Near the door was a prayer niche, the Virgin standing within with her pale marble hands outstretched. Marina tugged Alejandro
over so she could look at it. A Bible lay opened out atop the kneeler’s shelf, open to the Psalms, perhaps a source of solace to the marquesa. Marina ran her finger down the page, trying to guess what the woman had been reading. When she drew it away, dust clung to her glove.

Joaquim paced back and forth behind the couch, arms folded over his chest. He would stop periodically, place his fist against his lips, and then resume his pacing.

Evidently the marquesa didn’t mind keeping guests waiting.

Alejandro didn’t complain. Not that she expected he would. Most boys would have, but not him. She finally suggested that he sit in a chair where he could look out a window. Then she wandered about the room, stopping to peruse the books stacked on one of the tables. She neatly folded the shawl laid over the back of a leather chair. She was tempted to use the corner of it to wipe dust from the mantelpiece, but resisted. The windows could use a good cleaning as well. She came back to where Alejandro sat and gazed out at the terraced vineyards. It was a beautiful view, despite the cobwebs in the corner of the window frame.

Apparently some male cousin of the marquesa’s husband would inherit all this. If life were fair, Marina reflected, Joaquim would inherit this place with its lovely views. Then again, he would never accept it if it were offered to him. He didn’t even want to move into the Ferreira house, even though it would stand empty after Lady Ferreira married.

He didn’t think he
deserved
such things.

She stole a glance at him. He was still pacing back and forth, his expression worried. “How long has it been?”

He drew out his watch and checked. “Half an hour now.”

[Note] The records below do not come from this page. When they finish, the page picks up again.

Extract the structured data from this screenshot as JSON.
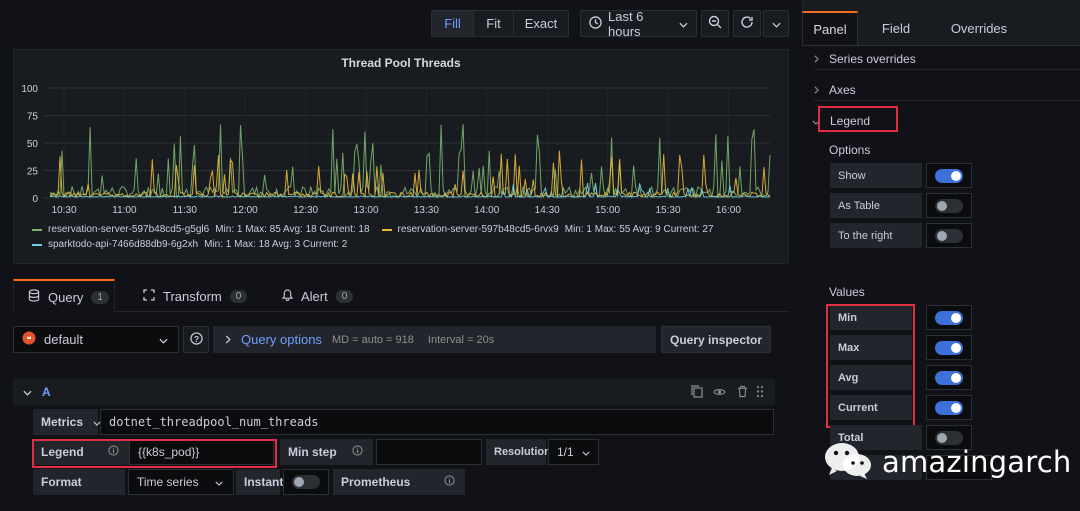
{
  "toolbar": {
    "fill": "Fill",
    "fit": "Fit",
    "exact": "Exact",
    "time_range": "Last 6 hours"
  },
  "chart_panel": {
    "title": "Thread Pool Threads"
  },
  "chart_data": {
    "type": "line",
    "title": "Thread Pool Threads",
    "ylim": [
      0,
      100
    ],
    "y_ticks": [
      "100",
      "75",
      "50",
      "25",
      "0"
    ],
    "x_ticks": [
      "10:30",
      "11:00",
      "11:30",
      "12:00",
      "12:30",
      "13:00",
      "13:30",
      "14:00",
      "14:30",
      "15:00",
      "15:30",
      "16:00"
    ],
    "grid": true,
    "legend_position": "bottom",
    "series": [
      {
        "name": "reservation-server-597b48cd5-g5gl6",
        "color": "#7eb26d",
        "stats": "Min: 1  Max: 85  Avg: 18  Current: 18"
      },
      {
        "name": "reservation-server-597b48cd5-6rvx9",
        "color": "#eab839",
        "stats": "Min: 1  Max: 55  Avg: 9  Current: 27"
      },
      {
        "name": "sparktodo-api-7466d88db9-6g2xh",
        "color": "#6ed0e0",
        "stats": "Min: 1  Max: 18  Avg: 3  Current: 2"
      }
    ]
  },
  "query_tabs": [
    {
      "label": "Query",
      "count": "1"
    },
    {
      "label": "Transform",
      "count": "0"
    },
    {
      "label": "Alert",
      "count": "0"
    }
  ],
  "datasource": {
    "name": "default",
    "query_options_label": "Query options",
    "md": "MD = auto = 918",
    "interval": "Interval = 20s",
    "inspector": "Query inspector"
  },
  "query_a": {
    "ref": "A",
    "metrics_label": "Metrics",
    "metrics_value": "dotnet_threadpool_num_threads",
    "legend_label": "Legend",
    "legend_value": "{{k8s_pod}}",
    "min_step_label": "Min step",
    "resolution_label": "Resolution",
    "resolution_value": "1/1",
    "format_label": "Format",
    "format_value": "Time series",
    "instant_label": "Instant",
    "prometheus_label": "Prometheus"
  },
  "side_panel": {
    "tabs": [
      "Panel",
      "Field",
      "Overrides"
    ],
    "sections": [
      "Series overrides",
      "Axes",
      "Legend"
    ],
    "options_title": "Options",
    "options": [
      {
        "label": "Show",
        "on": true
      },
      {
        "label": "As Table",
        "on": false
      },
      {
        "label": "To the right",
        "on": false
      }
    ],
    "values_title": "Values",
    "values": [
      {
        "label": "Min",
        "on": true
      },
      {
        "label": "Max",
        "on": true
      },
      {
        "label": "Avg",
        "on": true
      },
      {
        "label": "Current",
        "on": true
      },
      {
        "label": "Total",
        "on": false
      }
    ]
  },
  "watermark": {
    "text": "amazingarch"
  }
}
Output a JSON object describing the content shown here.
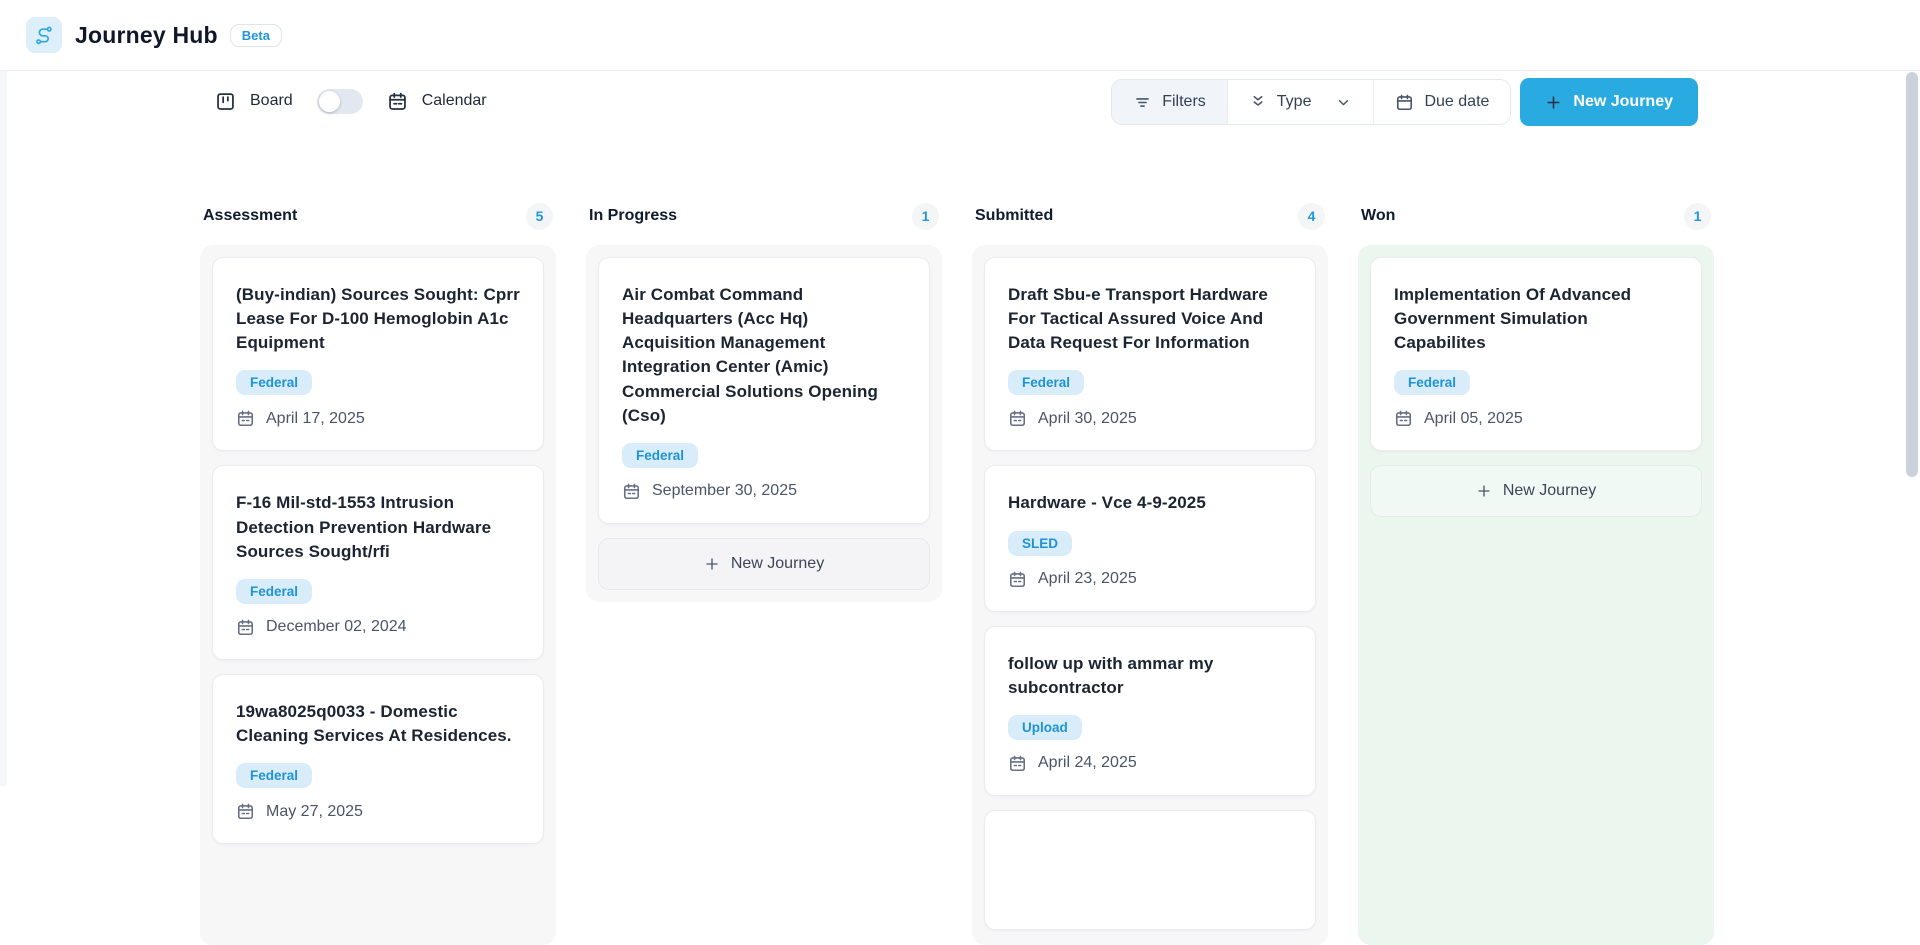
{
  "header": {
    "app_title": "Journey Hub",
    "beta_badge": "Beta"
  },
  "toolbar": {
    "board_label": "Board",
    "calendar_label": "Calendar",
    "filters_label": "Filters",
    "type_label": "Type",
    "due_date_label": "Due date",
    "new_journey_label": "New Journey"
  },
  "board": {
    "new_journey_label": "New Journey"
  },
  "colors": {
    "accent_blue": "#29abe2",
    "badge_bg": "#d9ecfa",
    "badge_text": "#1e93d6",
    "count_text": "#2196d9",
    "column_bg_gray": "#f7f7f8",
    "column_bg_green": "#ebf6ef"
  },
  "columns": [
    {
      "name": "Assessment",
      "count": "5",
      "tone": "gray",
      "full_height": true,
      "new_journey": false,
      "cards": [
        {
          "title": "(Buy-indian) Sources Sought: Cprr Lease For D-100 Hemoglobin A1c Equipment",
          "badge": "Federal",
          "date": "April 17, 2025"
        },
        {
          "title": "F-16 Mil-std-1553 Intrusion Detection Prevention Hardware Sources Sought/rfi",
          "badge": "Federal",
          "date": "December 02, 2024"
        },
        {
          "title": "19wa8025q0033 - Domestic Cleaning Services At Residences.",
          "badge": "Federal",
          "date": "May 27, 2025"
        }
      ]
    },
    {
      "name": "In Progress",
      "count": "1",
      "tone": "gray",
      "full_height": false,
      "new_journey": true,
      "cards": [
        {
          "title": "Air Combat Command Headquarters (Acc Hq) Acquisition Management Integration Center (Amic) Commercial Solutions Opening (Cso)",
          "badge": "Federal",
          "date": "September 30, 2025"
        }
      ]
    },
    {
      "name": "Submitted",
      "count": "4",
      "tone": "gray",
      "full_height": true,
      "new_journey": false,
      "cards": [
        {
          "title": "Draft Sbu-e Transport Hardware For Tactical Assured Voice And Data Request For Information",
          "badge": "Federal",
          "date": "April 30, 2025"
        },
        {
          "title": "Hardware - Vce 4-9-2025",
          "badge": "SLED",
          "date": "April 23, 2025"
        },
        {
          "title": "follow up with ammar my subcontractor",
          "badge": "Upload",
          "date": "April 24, 2025"
        },
        {
          "title": "",
          "badge": "",
          "date": "",
          "partial": true
        }
      ]
    },
    {
      "name": "Won",
      "count": "1",
      "tone": "green",
      "full_height": true,
      "new_journey": true,
      "cards": [
        {
          "title": "Implementation Of Advanced Government Simulation Capabilites",
          "badge": "Federal",
          "date": "April 05, 2025"
        }
      ]
    }
  ]
}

Marina shook her head. This delay was intentional. If the woman was struggling to ready herself, she would have sent a servant with her apologies. Much longer and they would miss the return train to Barcelona. “How long do we intend to wait?”

Joaquim licked his lips. “Would you mind giving it another quarter hour?”

The delay annoyed her. If a client had kept her father waiting like this, he wouldn’t be pleased, but Father handled their money, which made him important to them. Joaquim was more accustomed to being kept waiting. Nobles didn’t like associating with the police, and considered them beneath their notice.